The good news is we're not there yet. I do not believe this team is wired to collapse, not based on what we've seen since that opening series vs. the Orioles. The Red Sox have displayed mental toughness through all manner of trials, whether it's overcoming injuries, surviving brutal scheduling, or constantly needing to rally. Rallying the troops remains one of Alex Cora's greatest skills as a manager.

At some point, however, you worry about the mental toll their style of baseball might extract. It feels like they've already played about two dozen games at playoff intensity, and the race is only going to tighten.
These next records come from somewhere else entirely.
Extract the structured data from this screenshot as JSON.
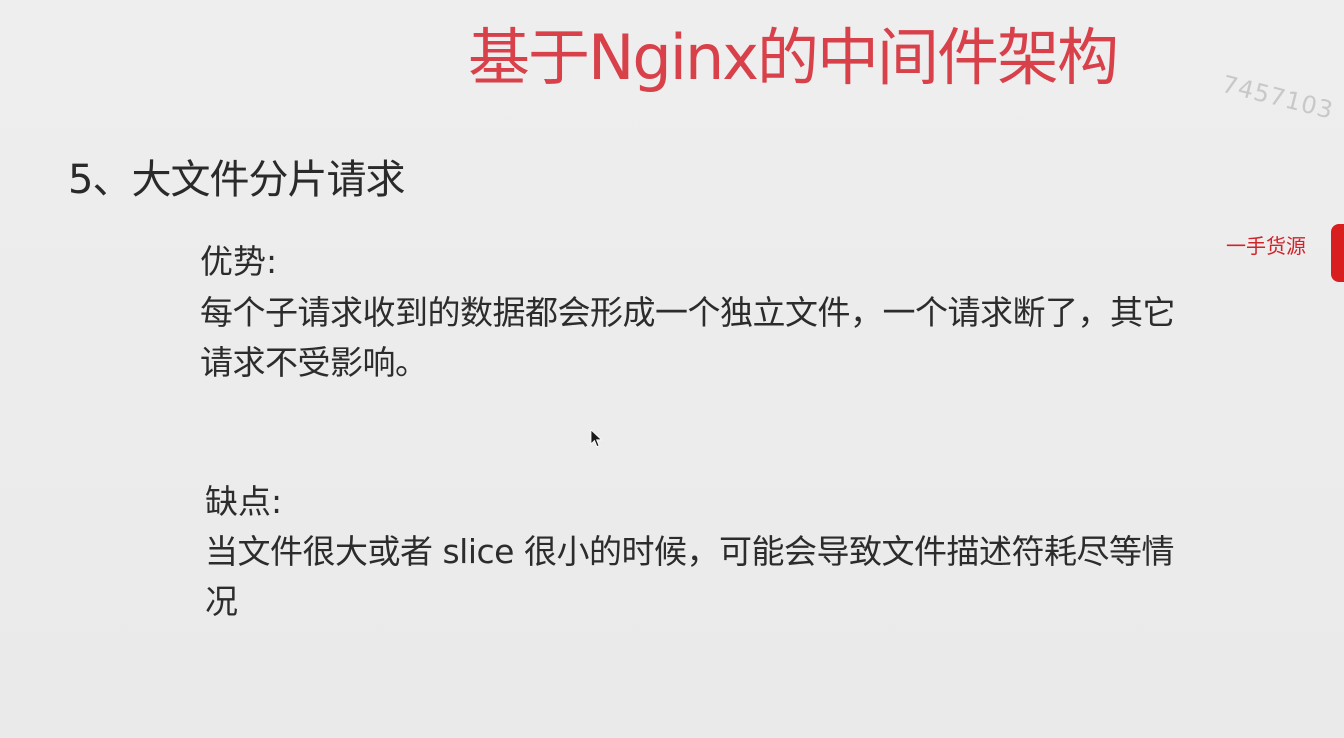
{
  "slide": {
    "title": "基于Nginx的中间件架构",
    "watermark_number": "7457103",
    "watermark_text": "一手货源",
    "section_heading": "5、大文件分片请求",
    "advantages": {
      "label": "优势:",
      "line1": "每个子请求收到的数据都会形成一个独立文件，一个请求断了，其它",
      "line2": "请求不受影响。"
    },
    "disadvantages": {
      "label": "缺点:",
      "line1": "当文件很大或者 slice 很小的时候，可能会导致文件描述符耗尽等情",
      "line2": "况"
    }
  },
  "colors": {
    "title": "#d8404a",
    "watermark_red": "#d0242b",
    "background": "#ececec",
    "text": "#2c2c2c"
  },
  "icons": {
    "cursor": "mouse-pointer-icon"
  }
}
"I think it's more just pressing," said outfielder Hunter Renfroe, who homered on Tuesday to provide a brief 2-0 lead. "The mental side of it, I think we're really good. I think we're mentally tough. We have some guys who have been there, done that. We have a lot of guys with experience in the World Series.

"This game is very hard, but we have some guys that have the mental fortitude that we can go a long way. We just need to keep doing what we're doing, stay relaxed, go out there tomorrow, and we'll figure it out."

If the AL East were a mountain, the Red Sox would still reside near the top. But there's no question the Yankees and Jays -- not to mention the relentless Rays -- have destabilized their perch.

"Our goal is to come tomorrow and win," Cora said. "We don't want this slide to continue."

For now, it's just a slide. Gather much more speed, however, and they may discover just how alarmingly involuntary that ride to the bottom can be.